SOP Konsultan Shietra, ribet? Memang "YA, bila Anda tidak suka, silahkan OUT dari website ini dan kami tidak bersedia diganggu", itulah jawaban kami secara tegas. Konsultan Shietra adalah Konsultan Hukum yang yang TIDAK TAKUT MENOLAK DAN JUGA TIDAK TAKUT DITOLAK. Kami tidak akan pernah "mengemis" dari siapapun, maka kami pun tidak menerima "pengemis" manapun. Kami tidak pernah bermaksud memuaskan semua orang, karena kami bukanlah alat pemuas nafsu siapa pun--kami hanya akan melayani KLIEN pembayar tarif yang bersedia direpotkan oleh kami dan yang merepotkan kami. Itulah yang disebut sebagai, prinsip RESIPROSITAS / RESIPROKAL.

Itulah juga yang disebut sebagai: PROFESIONALITAS, penyedia jasa yang profesional, dan klien yang juga profesional. Kami terpaksa bersikap "galak" dan "tegas", karenanya kami tidak akan bersikap ramah maupun sopan terhadap para TUKANG LANGGAR terlebih TUKANG PERKOSA PROFESI KONSULTAN.

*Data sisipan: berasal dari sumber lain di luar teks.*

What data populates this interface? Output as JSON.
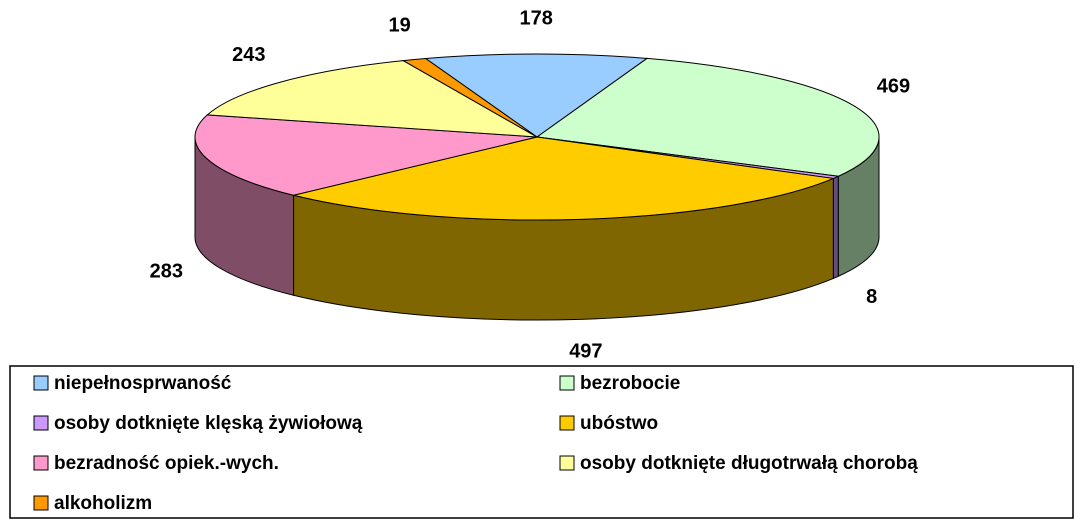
{
  "chart_data": {
    "type": "pie3d",
    "categories": [
      "niepełnosprwaność",
      "bezrobocie",
      "osoby dotknięte klęską żywiołową",
      "ubóstwo",
      "bezradność opiek.-wych.",
      "osoby dotknięte długotrwałą chorobą",
      "alkoholizm"
    ],
    "values": [
      178,
      469,
      8,
      497,
      283,
      243,
      19
    ],
    "colors": [
      "#99ccff",
      "#ccffcc",
      "#cc99ff",
      "#ffcc00",
      "#ff99cc",
      "#ffff99",
      "#ff9900"
    ],
    "legend": "bottom"
  }
}
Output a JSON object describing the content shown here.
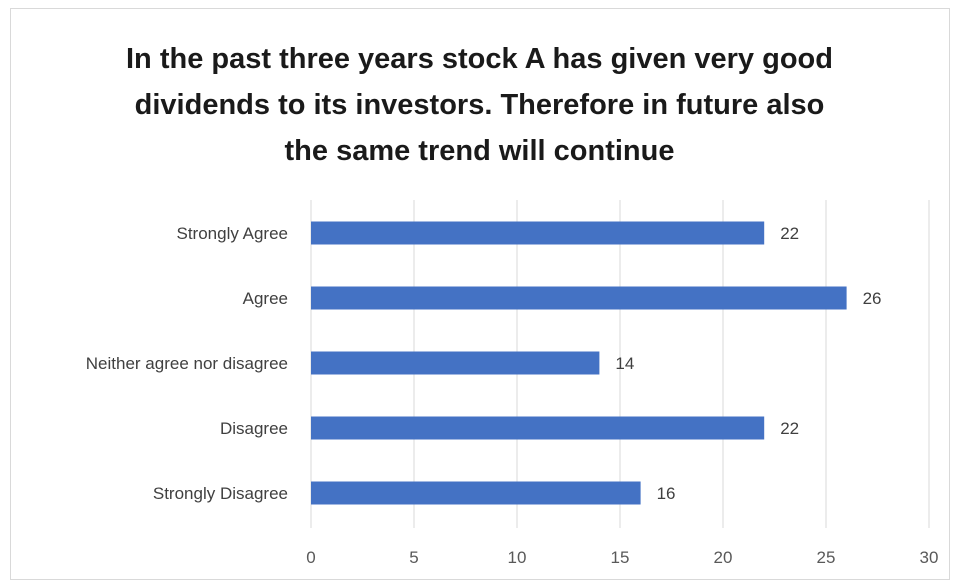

Kami membalas pelecehan dengan pelecahan serupa, dan membalas penghormatan dengan penghormatan serupa. Semua berpulang pada Anda pribadi masing-masing, karenanya kami bisa menjadi "ganas dan bertaring" dan bisa juga menjadi "penyelamat dan penolong" bagi Anda, bergantung pada sikap yang Anda sendiri ketika mencoba menghubungi dan menyita waktu kami.